Tchia also comes equipped with some great tools, like a ukulele that winds up imbued with some magical musical powers that allow her to learn simple tunes that have various effects like changing the time of day, summoning creatures or items or giving her temporary unlimited breath underwater. The ukulele is a constant, there are actually quite a number of musical play-alongs embedded in the story with songs recorded with Kanak choirs and musicians which are all beautiful, as is a small raft for sailing the open ocean, both of which can be customised quite a bit along with Tchia’s outfit as you find and unlock new cosmetic bits and pieces.
I’m especially fond of the tactility of everything in the game. Everything feels hands-on and, more often than not, if there’s something to be done you’ll be doing it in real-time. Even Tchia’s version of a “Photo Mode” has her using a camera with manual controls (including a tripod for timed shots) and then popping over to the nearest photo kit to develop all her film before it gets added to the in-game gallery.

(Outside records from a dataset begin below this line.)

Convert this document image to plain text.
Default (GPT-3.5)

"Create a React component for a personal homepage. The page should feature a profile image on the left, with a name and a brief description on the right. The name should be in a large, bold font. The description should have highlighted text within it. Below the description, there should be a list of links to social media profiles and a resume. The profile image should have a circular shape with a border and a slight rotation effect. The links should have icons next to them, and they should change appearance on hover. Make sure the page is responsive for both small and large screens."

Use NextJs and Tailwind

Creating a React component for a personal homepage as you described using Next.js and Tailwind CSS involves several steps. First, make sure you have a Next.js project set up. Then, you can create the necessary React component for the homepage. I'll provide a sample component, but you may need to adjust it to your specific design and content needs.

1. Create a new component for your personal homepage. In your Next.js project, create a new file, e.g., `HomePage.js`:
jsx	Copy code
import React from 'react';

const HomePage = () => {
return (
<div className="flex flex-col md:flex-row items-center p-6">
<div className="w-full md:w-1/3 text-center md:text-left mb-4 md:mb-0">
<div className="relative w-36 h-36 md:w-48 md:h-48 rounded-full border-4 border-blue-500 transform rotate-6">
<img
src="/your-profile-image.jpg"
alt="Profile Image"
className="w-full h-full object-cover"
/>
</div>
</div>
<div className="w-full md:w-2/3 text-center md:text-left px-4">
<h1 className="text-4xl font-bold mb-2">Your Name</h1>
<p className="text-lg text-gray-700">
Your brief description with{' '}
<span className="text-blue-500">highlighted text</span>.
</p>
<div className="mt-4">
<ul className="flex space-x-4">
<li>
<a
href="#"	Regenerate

Not all of Awaceb’s decisions pan out, though. For every stroke of genius like the in-game map that doesn’t actively show you Tchia’s location, instead requiring some proper orienteering and environmental context, there’s something equally baffling like a lengthy, late chapter consisting of mechanically monotonous and aesthetically dull “combat” sequences in some factory locations that has none of the charm of the rest of the game. Likewise, while the game’s simple visuals can often make for some stunning landscapes thanks to Unreal Engine 4-powered effects and massive draw distances, it rarely holds up to close scrutiny – especially in built-up areas where buildings and structures just look flat and unfinished.

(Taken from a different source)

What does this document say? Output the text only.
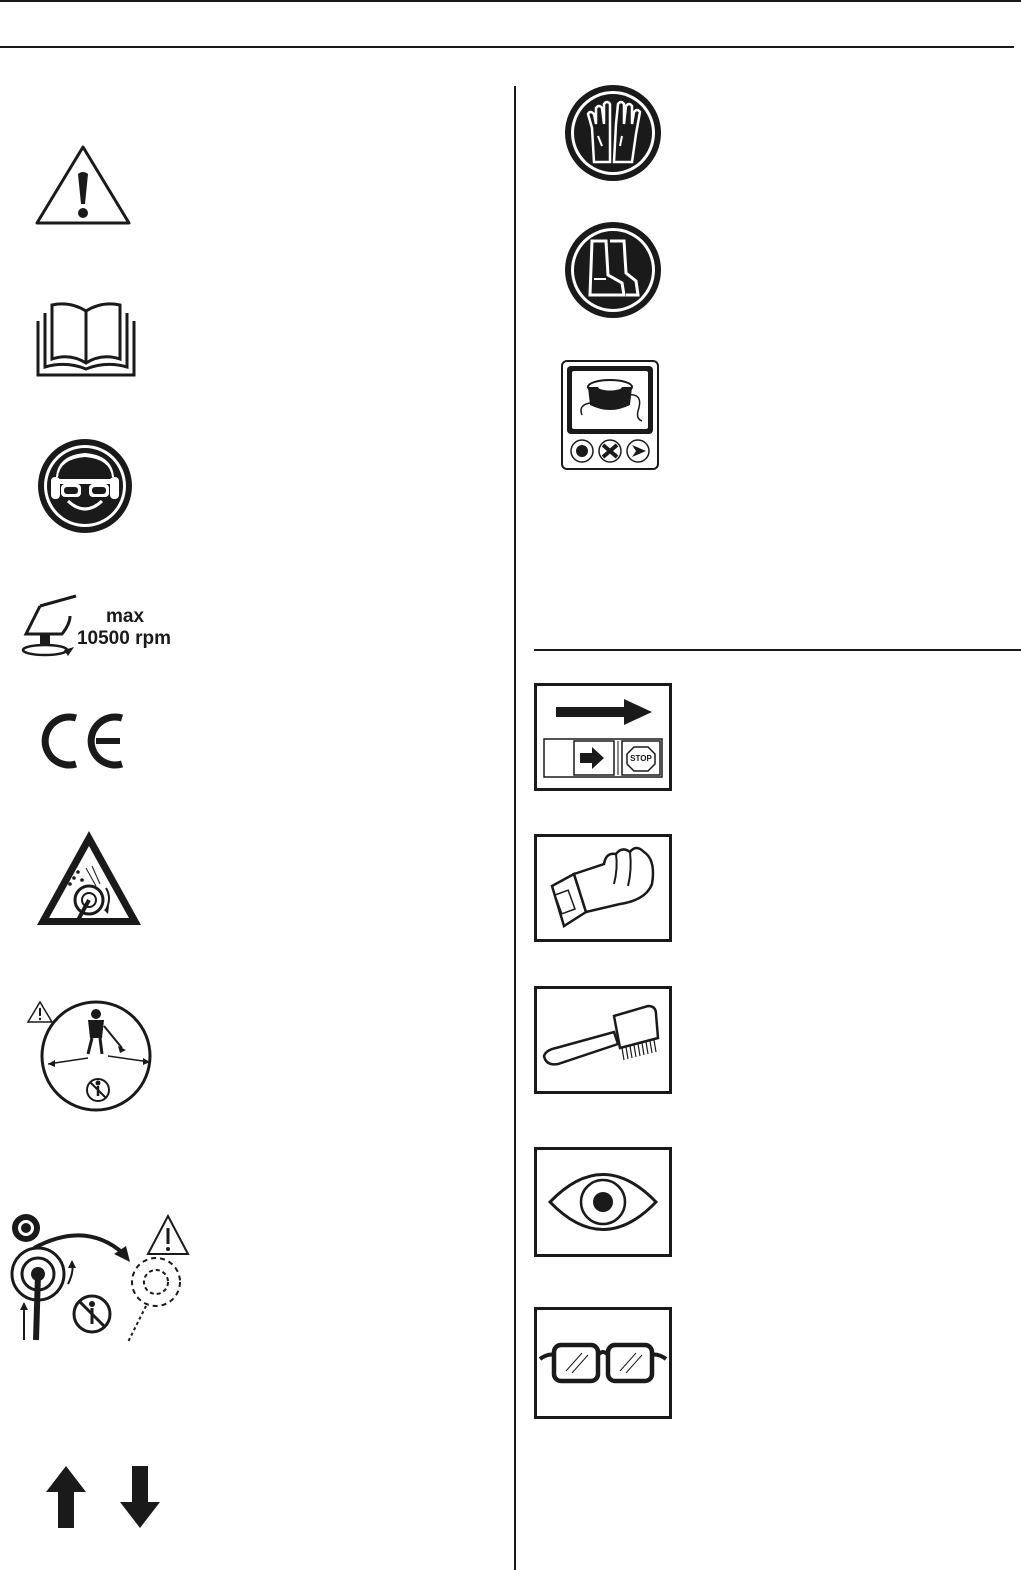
max
10500 rpm
STOP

The game feels woefully unpolished at times too, full of performance issues There are some egregious bugs as well, even after a few updates on PS5, but despite often finding myself stuck in some environmental geometry or unable to progress a quest, Tchia includes at least one immensely thoughtful quality-of-life feature in the ability to just skip entire gameplay segments from the pause screen. Not feeling a particular mini-game? Frustrated and running around trying to fetch a multitude of items for a quest? Skip it. Skip a quest, skip a chapter, skip the whole game if that’s something you wanted to do for whatever reason. I adore that it’s an option – and one that seems to work without a hitch which I’m quite impressed by.

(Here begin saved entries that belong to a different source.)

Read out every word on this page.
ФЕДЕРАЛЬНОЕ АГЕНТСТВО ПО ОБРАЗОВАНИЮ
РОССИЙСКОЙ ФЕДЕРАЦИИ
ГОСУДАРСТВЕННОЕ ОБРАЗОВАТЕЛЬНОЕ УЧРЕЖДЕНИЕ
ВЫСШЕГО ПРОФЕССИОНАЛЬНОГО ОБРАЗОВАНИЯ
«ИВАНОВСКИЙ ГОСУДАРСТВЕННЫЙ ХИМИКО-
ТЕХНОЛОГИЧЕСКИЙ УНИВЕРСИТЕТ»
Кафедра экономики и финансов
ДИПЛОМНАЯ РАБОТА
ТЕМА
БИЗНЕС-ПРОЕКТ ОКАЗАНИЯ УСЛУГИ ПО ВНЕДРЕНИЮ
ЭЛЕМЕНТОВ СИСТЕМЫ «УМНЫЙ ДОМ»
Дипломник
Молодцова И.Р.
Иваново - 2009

In the first hour or so of playing Tchia, I honestly had no idea what to make of it. The care, and reverence for culture and local talent were clear, but the execution wasn’t. Another eight or so hours later, as I rolled the credits (and witnessed the game’s stellar ending), I realised I didn’t care about the latter when the former – in addition to the frequently creative and charming gameplay design on offer – was so utterly compelling. Tchia is messy, and sometimes weird, but usually in all the best ways. It’s rare a game feels this refreshing and earnest without any level of pretension or restraint, and it’s all the better for it.